Sim, é algo que tem a ver com a cultura interna e também um problema de fora. Depois há um problema de estruturação, que nos leva ao segundo desafio, que é o da comunhão, encontrar um modelo de cooperação mais comunional entre Roma e as dioceses, valorizar mais o papel das conferências episcopais. O terceiro desafio parece-me ser o da relação da Igreja com o mundo, a Igreja ser capaz novamente de fazer aquele exercício que a Gaudium et Spes fazia no Concílio Vaticano II [documento do Concílio sobre as relações entre a Igreja e o mundo]: perguntar ao mundo o que espera da Igreja e colocar-se numa posição de diálogo de proximidade com o mundo, procurando compreender. O que tem sido o projecto do Átrio dos Gentios tem de contaminar a evangelização e o modo como a Igreja se situa no mundo, que tem de ser muito mais uma escuta mútua. A Igreja tem de entrar num tempo de audição do mundo para poder dimensionar a proposta que faz. O quarto grande desafio é a igreja ser capaz de dialogar com as culturas juvenis emergentes. Os jovens são talvez aqueles que protagonizam mais radicalmente a emergência de uma nova época. São nativos digitais. Têm outra cultura e outra maneira de pensar o humano e a Igreja para se renovar precisa de acompanhar as novas culturas juvenis. O outro grande desafio é o da esperança. O respaldo destas palavras do Papa, quando diz não tenham medo da bondade, é extraordinário. A grande missão da Igreja é devolver ao oceano gelado do nosso coração uma palavra de esperança e ser capaz de ser serva da esperança. Estes desafios ligam-se a tudo o resto, porque há um tempo para acorrer às dificuldades concretas, mas a Igreja não precisa só de correcção, precisa também de inspiração».

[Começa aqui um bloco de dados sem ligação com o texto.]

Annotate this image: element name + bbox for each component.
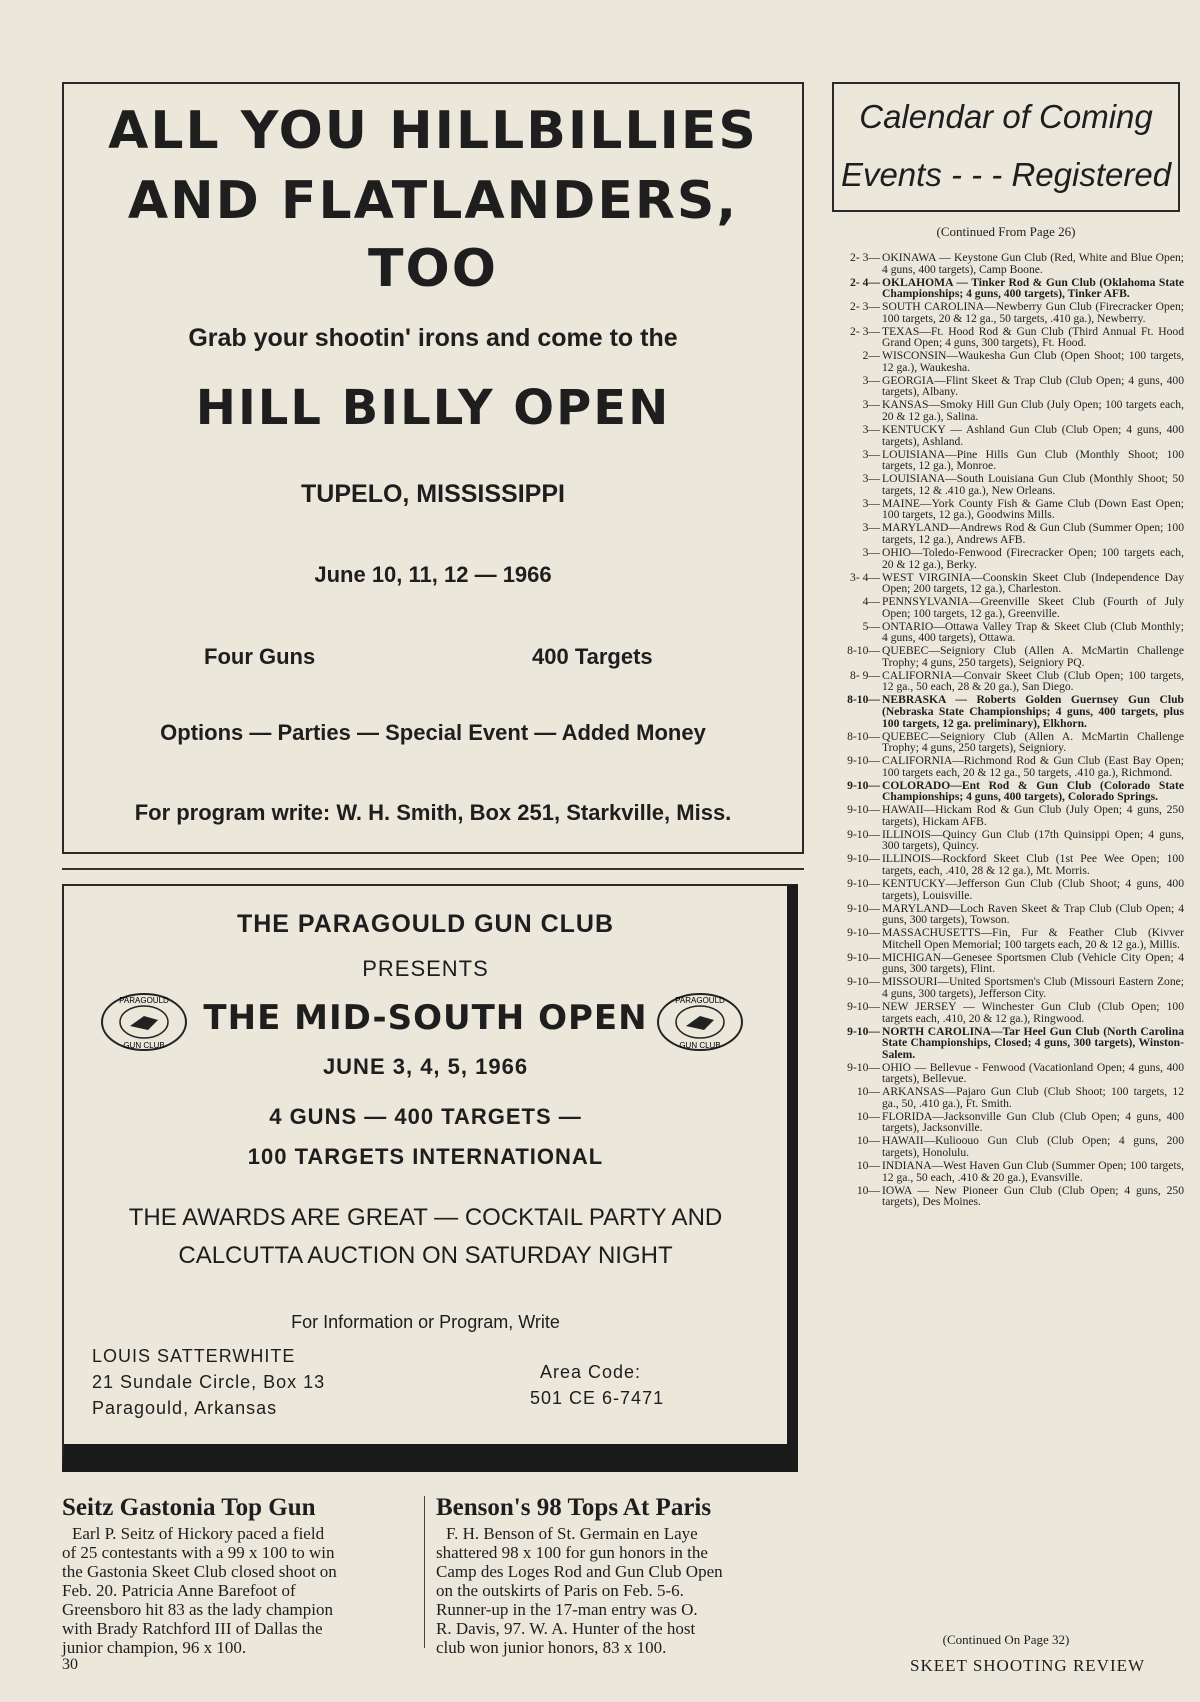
calendar-event [832,350,1184,373]
event-text: OHIO—Toledo-Fenwood (Firecracker Open; 100 targets each, 20 & 12 ga.), Berky. [882,545,1184,571]
calendar-event [832,731,1184,754]
calendar-event [832,755,1184,778]
event-text: ILLINOIS—Quincy Gun Club (17th Quinsippi Open; 4 guns, 300 targets), Quincy. [882,827,1184,853]
event-text: TEXAS—Ft. Hood Rod & Gun Club (Third Annual Ft. Hood Grand Open; 4 guns, 300 targets), Ft. Hood. [882,324,1184,350]
event-date: 9-10— [847,827,880,841]
event-date: 3— [862,398,880,412]
event-text: SOUTH CAROLINA—Newberry Gun Club (Firecracker Open; 100 targets, 20 & 12 ga., 50 targets, .410 ga.), Newberry. [882,300,1184,325]
calendar-event [832,1026,1184,1061]
ad-headline-line3: TOO [368,239,498,299]
event-text: ONTARIO—Ottawa Valley Trap & Skeet Club (Club Monthly; 4 guns, 400 targets), Ottawa. [882,619,1184,645]
calendar-event [832,473,1184,496]
calendar-event-list [832,252,1184,1209]
event-text: HAWAII—Hickam Rod & Gun Club (July Open; 4 guns, 250 targets), Hickam AFB. [882,803,1184,828]
event-text: LOUISIANA—South Louisiana Gun Club (Monthly Shoot; 50 targets, 12 & .410 ga.), New Orleans. [882,472,1184,497]
ad-event-name: HILL BILLY OPEN [195,380,671,436]
event-date: 2— [862,349,880,363]
event-date: 4— [862,595,880,609]
event-date: 3— [862,521,880,535]
event-date: 3— [862,472,880,486]
calendar-event [832,903,1184,926]
calendar-event [832,927,1184,950]
calendar-event [832,878,1184,901]
calendar-event [832,804,1184,827]
calendar-event [832,399,1184,422]
event-text: QUEBEC—Seigniory Club (Allen A. McMartin Challenge Trophy; 4 guns, 250 targets), Seigniory. [882,729,1184,755]
event-date: 9-10— [847,901,880,915]
calendar-event [832,1001,1184,1024]
calendar-event [832,1086,1184,1109]
ad2-contact-address1: 21 Sundale Circle, Box 13 [92,1372,326,1392]
calendar-event [832,326,1184,349]
event-date: 3— [862,496,880,510]
ad2-guns-targets: 4 GUNS — 400 TARGETS — [269,1104,582,1129]
calendar-event [832,780,1184,803]
event-date: 9-10— [847,1024,880,1038]
event-text: CALIFORNIA—Richmond Rod & Gun Club (East Bay Open; 100 targets each, 20 & 12 ga., 50 targets, .410 ga.), Richmond. [882,754,1184,779]
ad2-club-name: THE PARAGOULD GUN CLUB [236,910,615,938]
calendar-event [832,1062,1184,1085]
event-text: MICHIGAN—Genesee Sportsmen Club (Vehicle City Open; 4 guns, 300 targets), Flint. [882,950,1184,976]
event-text: KENTUCKY — Ashland Gun Club (Club Open; 4 guns, 400 targets), Ashland. [882,423,1184,448]
event-text: LOUISIANA—Pine Hills Gun Club (Monthly Shoot; 100 targets, 12 ga.), Monroe. [882,447,1184,473]
calendar-event [832,694,1184,729]
event-date: 9-10— [847,778,880,792]
event-text: CALIFORNIA—Convair Skeet Club (Club Open; 100 targets, 12 ga., 50 each, 28 & 20 ga.), San Diego. [882,668,1184,694]
event-text: OHIO — Bellevue - Fenwood (Vacationland Open; 4 guns, 400 targets), Bellevue. [882,1060,1184,1086]
calendar-event [832,645,1184,668]
continued-from: (Continued From Page 26) [936,224,1076,239]
svg-text:GUN CLUB: GUN CLUB [679,1041,721,1050]
ad2-contact-name: LOUIS SATTERWHITE [92,1346,296,1366]
event-date: 10— [856,1183,880,1197]
event-date: 9-10— [847,1060,880,1074]
story-title: Seitz Gastonia Top Gun [62,1494,316,1521]
story-benson [436,1494,800,1657]
calendar-event [832,375,1184,398]
event-text: OKLAHOMA — Tinker Rod & Gun Club (Oklahoma State Championships; 4 guns, 400 targets), Tinker AFB. [882,275,1184,301]
calendar-event [832,252,1184,275]
ad-headline-line2: AND FLATLANDERS, [127,171,739,231]
ad2-awards-line1: THE AWARDS ARE GREAT — COCKTAIL PARTY AND [128,1204,723,1231]
event-date: 8-10— [847,729,880,743]
event-date: 9-10— [847,754,880,768]
event-text: NEW JERSEY — Winchester Gun Club (Club Open; 100 targets each, .410, 20 & 12 ga.), Ringwood. [882,999,1184,1025]
ad-options: Options — Parties — Special Event — Added Money [160,720,706,745]
event-date: 10— [856,1134,880,1148]
event-date: 5— [862,619,880,633]
event-text: GEORGIA—Flint Skeet & Trap Club (Club Open; 4 guns, 400 targets), Albany. [882,373,1184,399]
event-date: 8-10— [847,693,880,707]
event-date: 2- 3— [850,251,880,264]
event-date: 9-10— [847,975,880,989]
calendar-title-line1: Calendar of Coming [859,98,1153,135]
event-text: ARKANSAS—Pajaro Gun Club (Club Shoot; 100 targets, 12 ga., 50, .410 ga.), Ft. Smith. [882,1085,1184,1110]
ad-grab-line: Grab your shootin' irons and come to the [188,324,678,352]
calendar-header [832,82,1180,212]
event-text: IOWA — New Pioneer Gun Club (Club Open; 4 guns, 250 targets), Des Moines. [882,1183,1184,1209]
event-date: 3— [862,545,880,559]
calendar-event [832,976,1184,999]
event-date: 9-10— [847,877,880,891]
event-text: KENTUCKY—Jefferson Gun Club (Club Shoot; 4 guns, 400 targets), Louisville. [882,877,1184,902]
story-seitz [62,1494,414,1657]
event-text: MASSACHUSETTS—Fin, Fur & Feather Club (Kivver Mitchell Open Memorial; 100 targets each, 20 & 12 ga.), Millis. [882,926,1184,951]
calendar-event [832,621,1184,644]
event-date: 10— [856,1085,880,1099]
calendar-event [832,547,1184,570]
calendar-event [832,572,1184,595]
calendar-title-line2: Events - - - Registered [840,156,1172,193]
event-text: MARYLAND—Andrews Rod & Gun Club (Summer Open; 100 targets, 12 ga.), Andrews AFB. [882,521,1184,546]
calendar-event [832,1111,1184,1134]
calendar-event [832,596,1184,619]
calendar-event [832,424,1184,447]
event-text: HAWAII—Kulioouo Gun Club (Club Open; 4 guns, 200 targets), Honolulu. [882,1134,1184,1160]
calendar-event [832,670,1184,693]
event-date: 10— [856,1159,880,1172]
page-number: 30 [62,1656,78,1673]
calendar-event [832,952,1184,975]
calendar-event [832,522,1184,545]
event-date: 9-10— [847,926,880,940]
story-body: Earl P. Seitz of Hickory paced a field of 25 contestants with a 99 x 100 to win the Gastonia Skeet Club closed shoot on Feb. 20. Patricia Anne Barefoot of Greensboro hit 83 as the lady champion with Brady Ratchford III of Dallas the junior champion, 96 x 100. [62,1524,337,1657]
calendar-event [832,829,1184,852]
mid-south-open-ad [62,884,798,1472]
magazine-title: SKEET SHOOTING REVIEW [910,1656,1146,1675]
svg-text:PARAGOULD: PARAGOULD [119,996,169,1005]
event-text: NORTH CAROLINA—Tar Heel Gun Club (North Carolina State Championships, Closed; 4 guns, 300 targets), Winston-Salem. [882,1024,1184,1061]
event-text: FLORIDA—Jacksonville Gun Club (Club Open; 4 guns, 400 targets), Jacksonville. [882,1109,1184,1135]
event-date: 8-10— [847,644,880,658]
event-date: 9-10— [847,803,880,817]
calendar-event [832,1160,1184,1183]
event-date: 3— [862,423,880,437]
calendar-event [832,1135,1184,1158]
calendar-event [832,449,1184,472]
event-text: QUEBEC—Seigniory Club (Allen A. McMartin Challenge Trophy; 4 guns, 250 targets), Seigniory PQ. [882,644,1184,669]
event-date: 3— [862,447,880,461]
event-date: 9-10— [847,852,880,866]
event-text: COLORADO—Ent Rod & Gun Club (Colorado State Championships; 4 guns, 400 targets), Colorado Springs. [882,778,1184,804]
ad-targets: 400 Targets [532,644,653,669]
ad2-contact-address2: Paragould, Arkansas [92,1398,278,1418]
event-text: INDIANA—West Haven Gun Club (Summer Open; 100 targets, 12 ga., 50 each, .410 & 20 ga.), Evansville. [882,1159,1184,1184]
calendar-event [832,1185,1184,1208]
ad-guns: Four Guns [204,644,316,669]
ad2-presents: PRESENTS [362,956,489,981]
event-text: KANSAS—Smoky Hill Gun Club (July Open; 100 targets each, 20 & 12 ga.), Salina. [882,398,1184,424]
ad-headline-line1: ALL YOU HILLBILLIES [108,101,758,161]
event-text: WISCONSIN—Waukesha Gun Club (Open Shoot; 100 targets, 12 ga.), Waukesha. [882,349,1184,374]
svg-text:PARAGOULD: PARAGOULD [675,996,725,1005]
hillbilly-open-ad [62,82,804,854]
event-text: OKINAWA — Keystone Gun Club (Red, White and Blue Open; 4 guns, 400 targets), Camp Boone. [882,251,1184,276]
ad-dates: June 10, 11, 12 — 1966 [314,562,552,587]
event-date: 2- 4— [850,275,880,289]
event-text: ILLINOIS—Rockford Skeet Club (1st Pee Wee Open; 100 targets, each, .410, 28 & 12 ga.), Mt. Morris. [882,852,1184,878]
ad2-awards-line2: CALCUTTA AUCTION ON SATURDAY NIGHT [178,1242,673,1269]
event-date: 8- 9— [850,668,880,682]
svg-text:GUN CLUB: GUN CLUB [123,1041,165,1050]
event-date: 2- 3— [850,324,880,338]
event-date: 2- 3— [850,300,880,314]
calendar-event [832,498,1184,521]
event-text: PENNSYLVANIA—Greenville Skeet Club (Fourth of July Open; 100 targets, 12 ga.), Greenville. [882,595,1184,620]
continued-on: (Continued On Page 32) [942,1632,1070,1647]
event-date: 3— [862,373,880,387]
event-text: MAINE—York County Fish & Game Club (Down East Open; 100 targets, 12 ga.), Goodwins Mills. [882,496,1184,522]
event-text: NEBRASKA — Roberts Golden Guernsey Gun Club (Nebraska State Championships; 4 guns, 400 targets, plus 100 targets, 12 ga. preliminary), Elkhorn. [882,693,1184,730]
story-title: Benson's 98 Tops At Paris [436,1494,712,1521]
event-date: 10— [856,1109,880,1123]
column-rule [424,1496,425,1648]
event-text: MARYLAND—Loch Raven Skeet & Trap Club (Club Open; 4 guns, 300 targets), Towson. [882,901,1184,927]
ad2-info: For Information or Program, Write [291,1312,560,1332]
story-body: F. H. Benson of St. Germain en Laye shattered 98 x 100 for gun honors in the Camp des Loges Rod and Gun Club Open on the outskirts of Paris on Feb. 5-6. Runner-up in the 17-man entry was O. R. Davis, 97. W. A. Hunter of the host club won junior honors, 83 x 100. [436,1524,723,1657]
ad2-dates: JUNE 3, 4, 5, 1966 [322,1054,529,1079]
section-divider [62,868,804,870]
ad2-international: 100 TARGETS INTERNATIONAL [247,1144,604,1169]
calendar-event [832,301,1184,324]
ad-contact: For program write: W. H. Smith, Box 251, Starkville, Miss. [134,800,732,825]
ad2-area-code-label: Area Code: [540,1362,642,1382]
event-text: WEST VIRGINIA—Coonskin Skeet Club (Independence Day Open; 200 targets, 12 ga.), Charleston. [882,570,1184,596]
ad-location: TUPELO, MISSISSIPPI [301,480,565,508]
ad2-phone: 501 CE 6-7471 [530,1388,665,1408]
event-date: 3- 4— [850,570,880,584]
event-text: MISSOURI—United Sportsmen's Club (Missouri Eastern Zone; 4 guns, 300 targets), Jefferson City. [882,975,1184,1000]
calendar-event [832,853,1184,876]
event-date: 9-10— [847,999,880,1013]
calendar-event [832,277,1184,300]
ad2-event-name: THE MID-SOUTH OPEN [203,998,648,1038]
event-date: 9-10— [847,950,880,964]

Frei Bento Domingues, Público, 24 Março de 2013:

«Deus é absoluto, mas nenhuma religião pode pretender ser absoluta. Todas têm fronteiras».
Equívoco:
«É importante desfazer um equívoco grave, para não se cair numa interpretação que nega o próprio sentido das narrativas e das cristologias do Novo Testamento. Supõe-se que esses textos foram escritos para afirmar privilégios e fundar um povo, uma Igreja de privilegiados: Cristo é único e é só nosso; se o quiserem encontrar têm de passar por nós!
O que é particular à pessoa de Jesus, a sua absoluta característica, não tem nada a ver com esse equívoco: Jesus, na sua prática histórica, remete para um Deus que não é propriedade privada nem Dele nem de ninguém. É o Deus do livre amor por todos os seres humanos, sem restrição. O Deus de Jesus também não pode ser privatizado nem sequer pelos cristãos. Por outro lado, Jesus, na sua prática histórica, surge polarizado por todos os seres humanos, sejam ou não povo de Israel. É a partir da periferia que caminha para o centro. Tudo e em tudo, dentro e fora das religiões, só tem sentido se for para o bem de toda a humanidade.
O itinerário de Jesus, testemunhado pelas narrativas evangélicas, é o de alguém que está, continuamente, voltado para o Deus de todos. Em Jesus não há rivalidade entre a dedicação a Deus e a entrega à libertação humana. É um Deus humanado».
Ainda mais uma palavra de Frei Bento no mesmo texto sobre a Paixão e Morte de Jesus que vamos celebrar nesta semana:
«No século XX não foi possível superar, inteiramente, um cristianismo dolorista. A alternativa seria um cristianismo burguês ou hedonista. Perante judeus e gregos, S. Paulo não se cansou de repetir: Pois não quis saber outra coisa entre vós a não ser Jesus Cristo, e Jesus Cristo crucificado (1Cor 2, 2). Não haverá perguntas a fazer a esta declaração? Creio que sim. Jesus não morreu nem de acidente, nem de doença nem de velho. Foi condenado à pena capital, à morte na cruz, que não desejava. A celebração da Semana Santa, as narrativas da Paixão tentam explicar por que é que o crime aconteceu. Se Jesus não amava o sofrimento, se detestava a cruz, por que é que Ele não fugiu, não renegou? A sua fidelidade à emancipação humana era maior que a sua dor.
O mais importante está, todavia, no que aconteceu na própria cruz. No momento em que é excluído da vida, Ele oferece futuro aos que lhe dão a morte. Ele morre com o mundo vivo no seu coração. A aliança de Jesus é com todos os que são contra a morte».